Chapter 3: Describing Data: Numerical Measures
Mode can be determined for data measured on which scales of measurements?
nominal, ordinal, interval, or ratio
Sample Standard Deviation Formula
s= square root of s^2
Sample Variance Formula
s^2 = ∑(x- x̄)^2 / n-1 s^2 is the sample variance x is the value of each observation in the sample x̄ is the mean of the sample n is the number of observations in the sample
sample variance
s²
range
the difference between the highest and lowest scores in a distribution
Variance
The arithmetic mean of the squared deviations from the mean
Parameter
a characteristic of a population
Statistic
characteristic of a sample
weighted mean
A way to compute the arithmetic mean when there are several observations of the same value.
Process for computing population variance
1. Find the mean 2. Find the difference between each observation and the mean, and square that difference 3. Sum all of the squared differences 4. Divide the sum of the squared differences by the number of items in the population
Symmetrical Distribution Shape
1. Has a bell shape 2. All three measures of location are at the center of distribution
What are the properties of the median?
1. It is not affected by extreme values 2. It can be computed for ordinal-level data or higher
Disadvantages of mode
1. It isn't always present 2. Some data sets may have more than one mode 3. It does not use all the data
measures of dispersion
Variation or the spread in the data
A reason to study dispersion is to ____
Compare the spread in two or more distributions
What is the disadvantage of using mean?
It can be affected by extreme values
population standard deviation
the square root of the population variance
sample standard deviation
the square root of the sample variance
Bimodal
two modes
geometric mean
used when calculating investment returns over multiple periods or to measure compound growth rates over time
population variance
σ² = Σ ( Xi - μ )² / N
Properties of the Arithmetic Mean
1. To compute the mean, the data must be measured at the interval or ratio level 2. All the values are included in computing the mean 3. The mean is unique 4. The sum of the deviations of each value from the mean is zero
measures of location
A statistic that describes a location within a data set.

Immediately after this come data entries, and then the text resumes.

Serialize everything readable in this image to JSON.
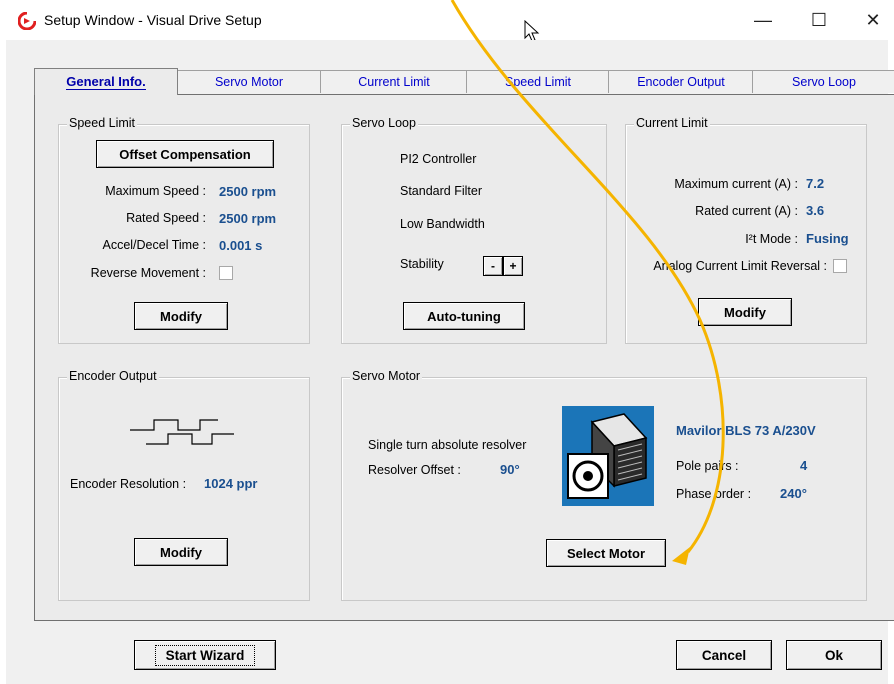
{
  "window": {
    "title": "Setup Window - Visual Drive Setup",
    "minimize_glyph": "—",
    "maximize_glyph": "☐",
    "close_glyph": "✕"
  },
  "tabs": [
    {
      "label": "General Info."
    },
    {
      "label": "Servo Motor"
    },
    {
      "label": "Current Limit"
    },
    {
      "label": "Speed Limit"
    },
    {
      "label": "Encoder Output"
    },
    {
      "label": "Servo Loop"
    }
  ],
  "speed_limit": {
    "title": "Speed Limit",
    "offset_button": "Offset Compensation",
    "max_speed_label": "Maximum Speed :",
    "max_speed_value": "2500 rpm",
    "rated_speed_label": "Rated Speed :",
    "rated_speed_value": "2500 rpm",
    "accel_label": "Accel/Decel Time :",
    "accel_value": "0.001 s",
    "reverse_label": "Reverse Movement :",
    "reverse_checked": false,
    "modify_button": "Modify"
  },
  "servo_loop": {
    "title": "Servo Loop",
    "controller": "PI2 Controller",
    "filter": "Standard Filter",
    "bandwidth": "Low Bandwidth",
    "stability_label": "Stability",
    "minus_button": "-",
    "plus_button": "+",
    "autotune_button": "Auto-tuning"
  },
  "current_limit": {
    "title": "Current Limit",
    "max_current_label": "Maximum current (A) :",
    "max_current_value": "7.2",
    "rated_current_label": "Rated current (A) :",
    "rated_current_value": "3.6",
    "i2t_label": "I²t Mode :",
    "i2t_value": "Fusing",
    "reversal_label": "Analog Current Limit Reversal :",
    "reversal_checked": false,
    "modify_button": "Modify"
  },
  "encoder_output": {
    "title": "Encoder Output",
    "resolution_label": "Encoder Resolution :",
    "resolution_value": "1024 ppr",
    "modify_button": "Modify"
  },
  "servo_motor": {
    "title": "Servo Motor",
    "resolver_type": "Single turn absolute resolver",
    "resolver_offset_label": "Resolver Offset :",
    "resolver_offset_value": "90°",
    "motor_name": "Mavilor BLS 73 A/230V",
    "pole_pairs_label": "Pole pairs :",
    "pole_pairs_value": "4",
    "phase_order_label": "Phase order :",
    "phase_order_value": "240°",
    "select_button": "Select Motor"
  },
  "footer": {
    "start_wizard": "Start Wizard",
    "cancel": "Cancel",
    "ok": "Ok"
  },
  "colors": {
    "value_text": "#1a4f8f",
    "tab_text": "#0000cc",
    "annotation_arrow": "#f5b400",
    "motor_bg": "#1b75b8"
  },
  "icons": [
    "app-icon",
    "minimize-icon",
    "maximize-icon",
    "close-icon",
    "square-wave-icon",
    "motor-image",
    "mouse-cursor-icon",
    "annotation-arrow"
  ]
}
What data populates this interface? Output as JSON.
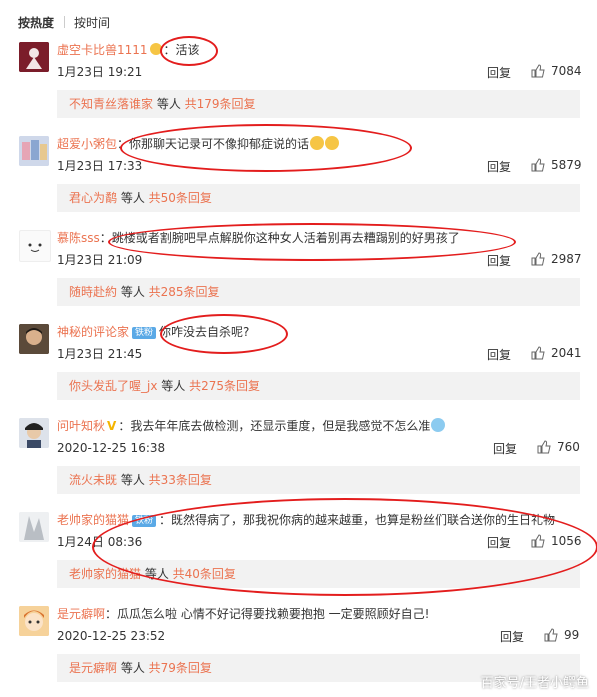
{
  "tabs": {
    "hot": "按热度",
    "time": "按时间"
  },
  "reply_label": "回复",
  "comments": [
    {
      "user": "虚空卡比兽1111",
      "text": "：活该",
      "date": "1月23日 19:21",
      "likes": "7084",
      "sub_user": "不知青丝落谁家",
      "sub_etc": " 等人 ",
      "sub_count": "共179条回复"
    },
    {
      "user": "超爱小粥包",
      "text": "：你那聊天记录可不像抑郁症说的话",
      "date": "1月23日 17:33",
      "likes": "5879",
      "sub_user": "君心为鹬",
      "sub_etc": " 等人 ",
      "sub_count": "共50条回复"
    },
    {
      "user": "慕陈sss",
      "text": "：跳楼或者割腕吧早点解脱你这种女人活着别再去糟蹋别的好男孩了",
      "date": "1月23日 21:09",
      "likes": "2987",
      "sub_user": "随時赴約",
      "sub_etc": " 等人 ",
      "sub_count": "共285条回复"
    },
    {
      "user": "神秘的评论家",
      "badge": "铁粉",
      "text": "你咋没去自杀呢?",
      "date": "1月23日 21:45",
      "likes": "2041",
      "sub_user": "你头发乱了喔_jx",
      "sub_etc": " 等人 ",
      "sub_count": "共275条回复"
    },
    {
      "user": "问叶知秋",
      "vmark": "V",
      "text": "：我去年年底去做检测，还显示重度，但是我感觉不怎么准",
      "date": "2020-12-25 16:38",
      "likes": "760",
      "sub_user": "流火未既",
      "sub_etc": " 等人 ",
      "sub_count": "共33条回复"
    },
    {
      "user": "老帅家的猫猫",
      "badge": "铁粉",
      "text": "：既然得病了，那我祝你病的越来越重，也算是粉丝们联合送你的生日礼物",
      "date": "1月24日 08:36",
      "likes": "1056",
      "sub_user": "老帅家的猫猫",
      "sub_etc": " 等人 ",
      "sub_count": "共40条回复"
    },
    {
      "user": "是元癖啊",
      "text": "：瓜瓜怎么啦 心情不好记得要找赖要抱抱 一定要照顾好自己!",
      "date": "2020-12-25 23:52",
      "likes": "99",
      "sub_user": "是元癖啊",
      "sub_etc": " 等人 ",
      "sub_count": "共79条回复"
    }
  ],
  "watermark": "百家号/王者小鳄鱼",
  "colors": {
    "username": "#eb7350",
    "annotation": "#e31d1d",
    "subbox_bg": "#f2f2f2"
  }
}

Measures of central tendency describe the center of the distribution.
The sample standard deviation is used as _____
An estimator of the population standard deviation
Most used measure of location?
Arithmetic mean
Five measures of location
Arithmetic mean, median, mode, weighted mean, and geometric mean
Geometric mean will always____
Be less than or equal to (never more than) the arithmetic mean
We often select a sample from the population to
Estimate a specific characteristic of the population
Empirical Rule
For a symmetrical, bell-shaped frequency distribution, approximately 68% of the observations will lie within plus and minus one standard deviation of the mean; about 95% of the observations will lie within plus and minus two standard deviations of the mean; and practically all (99.7%) will lie within plus and minus three standard deviations of the mean.
Chebyshev's Theorem
For any set of observations (sample or population), the proportion of the values that lie within k standard deviations of the mean is at least 1-1/k^2, where k is any value greater than 1
The empirical rule is also called the ___
Normal rule
Mode has the advantage of
Not being affected by extreme values
How do calculate the median when there are an even number of observations?
Organize the observations from smallest to largest, then take the mean of the two middle observations.
formula for sample mean
Sum of all the values in the sample divided by the number of values in the sample
Median
The midpoint of the values after they have been ordered from the minimum to the maximum values
Mode
The value that occurs most frequently in a given data set.